NYU Langone described the scope of what prosecutors want, saying prosecutors are seeking information covering children who received gender-affirming care from 2020 to 2026, as well as the names of the medical providers. The request marks another step in federal efforts aimed at restricting access to gender-affirming care for transgender youth, according to the hospital system.
The NYU Langone subpoena was disclosed amid wider litigation over similar federal subpoenas sent to doctors and clinics that provide gender care to minors. Last July, the Justice Department sent more than 20 civil subpoenas to providers, court filings show, saying it was investigating potential “healthcare fraud, false statements and more,” and then-Attorney General Pam Bondi said the DOJ was holding accountable medical professionals who she said “mutilated children” in the service of what she called a “warped ideology.”
A judge in the Northern District of Texas recently ruled that Rhode Island Hospital in Providence must comply with one of those subpoenas, seeking records tied to gender-affirming care provided to children. During a federal court hearing in Providence on Tuesday, the NYU Langone subpoena came up several times, and an attorney for the Justice Department declined to say when the grand jury had convened, citing that prosecutors could only address what was already publicly reported.
U.S. District Judge Mary McElroy ordered the government to provide attorneys in the Rhode Island case with the affidavit related to the grand jury because it was now public. Court documents cited in the reporting said that, since the DOJ issued the earlier civil subpoenas last year, at least seven federal courts have agreed to quash or limit the expansive demands, including requests for patient birth dates, Social Security numbers, and addresses.
As providers and hospitals contend with the subpoenas, families filed a class-action lawsuit this week in Maryland’s federal court seeking to block the Justice Department from obtaining the documents. The lawsuit was filed by 11 families, and it is backed by parents of transgender children who received care from hospitals across the United States.
The Justice Department said Tuesday that it does not comment on grand jury investigations.
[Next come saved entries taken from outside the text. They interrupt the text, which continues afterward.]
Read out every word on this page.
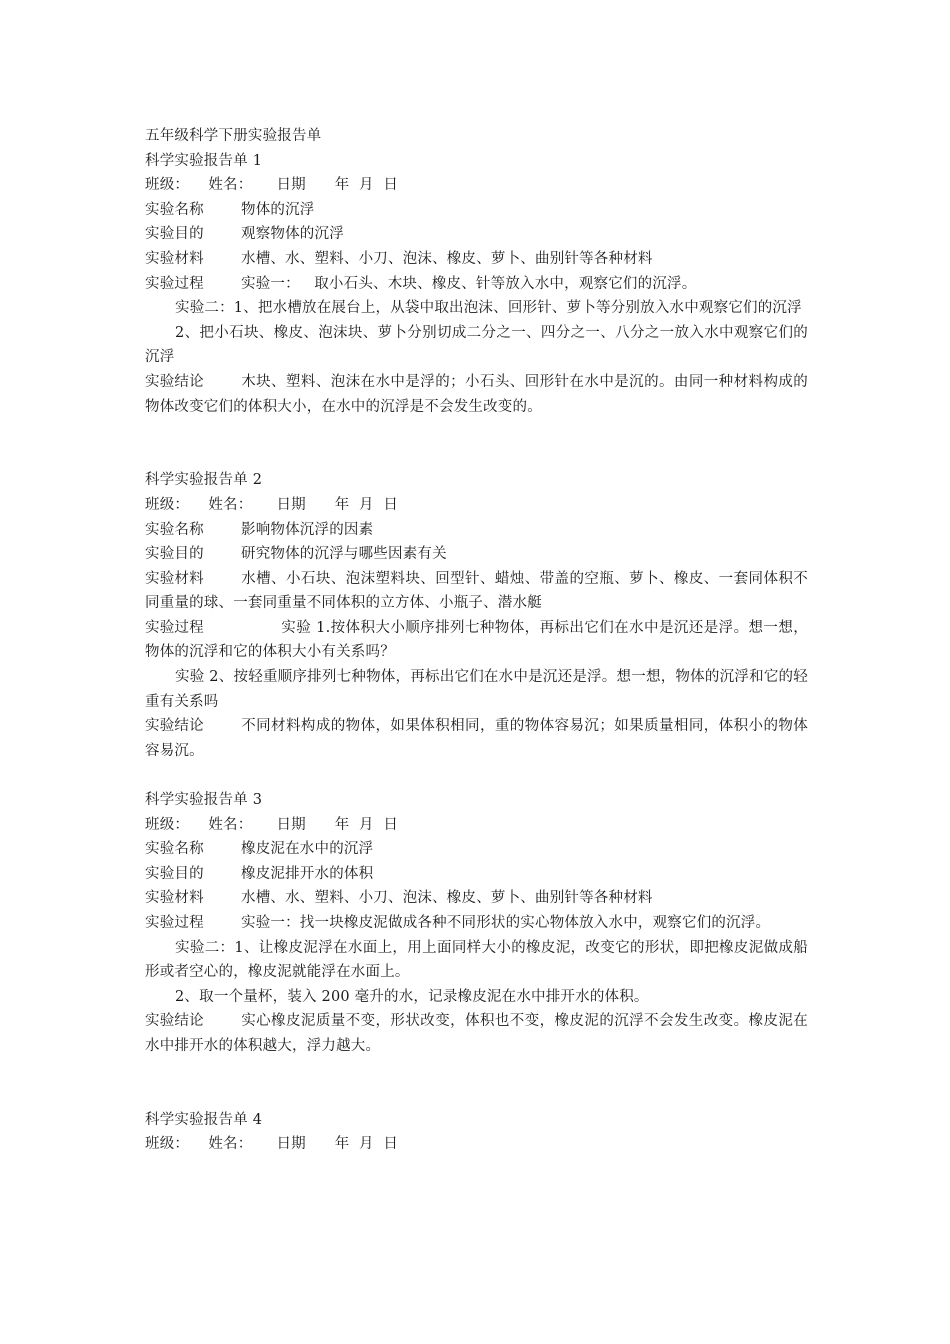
五年级科学下册实验报告单
科学实验报告单 1
班级：    姓名：     日期      年  月  日
实验名称	物体的沉浮
实验目的	观察物体的沉浮
实验材料	水槽、水、塑料、小刀、泡沫、橡皮、萝卜、曲别针等各种材料
实验过程	实验一：   取小石头、木块、橡皮、针等放入水中，观察它们的沉浮。
实验二：1、把水槽放在展台上，从袋中取出泡沫、回形针、萝卜等分别放入水中观察它们的沉浮
2、把小石块、橡皮、泡沫块、萝卜分别切成二分之一、四分之一、八分之一放入水中观察它们的沉浮
实验结论	木块、塑料、泡沫在水中是浮的；小石头、回形针在水中是沉的。由同一种材料构成的物体改变它们的体积大小，在水中的沉浮是不会发生改变的。
科学实验报告单 2
班级：    姓名：     日期      年  月  日
实验名称	影响物体沉浮的因素
实验目的	研究物体的沉浮与哪些因素有关
实验材料	水槽、小石块、泡沫塑料块、回型针、蜡烛、带盖的空瓶、萝卜、橡皮、一套同体积不同重量的球、一套同重量不同体积的立方体、小瓶子、潜水艇
实验过程	实验 1.按体积大小顺序排列七种物体，再标出它们在水中是沉还是浮。想一想，物体的沉浮和它的体积大小有关系吗？
实验 2、按轻重顺序排列七种物体，再标出它们在水中是沉还是浮。想一想，物体的沉浮和它的轻重有关系吗
实验结论	不同材料构成的物体，如果体积相同，重的物体容易沉；如果质量相同，体积小的物体容易沉。
科学实验报告单 3
班级：    姓名：     日期      年  月  日
实验名称	橡皮泥在水中的沉浮
实验目的	橡皮泥排开水的体积
实验材料	水槽、水、塑料、小刀、泡沫、橡皮、萝卜、曲别针等各种材料
实验过程	实验一：找一块橡皮泥做成各种不同形状的实心物体放入水中，观察它们的沉浮。
实验二：1、让橡皮泥浮在水面上，用上面同样大小的橡皮泥，改变它的形状，即把橡皮泥做成船形或者空心的，橡皮泥就能浮在水面上。
2、取一个量杯，装入 200 毫升的水，记录橡皮泥在水中排开水的体积。
实验结论	实心橡皮泥质量不变，形状改变，体积也不变，橡皮泥的沉浮不会发生改变。橡皮泥在水中排开水的体积越大，浮力越大。
科学实验报告单 4
班级：    姓名：     日期      年  月  日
NYU Langone and the U.S. attorney’s office for the Northern District of Texas did not immediately return messages seeking comment Tuesday.
LGBTQ+ groups criticized the requests for gender-care information. Tyler Hack, executive director of the Christopher Street Project in New York, said in a statement that the group would not allow “anti-trans extremists to turn our hospitals into hunting grounds,” adding that “Playing political games to weaponize Americans’ private healthcare information is not just an attack on trans people — it is an attack on every single American who benefits from basic patient-provider privacy.”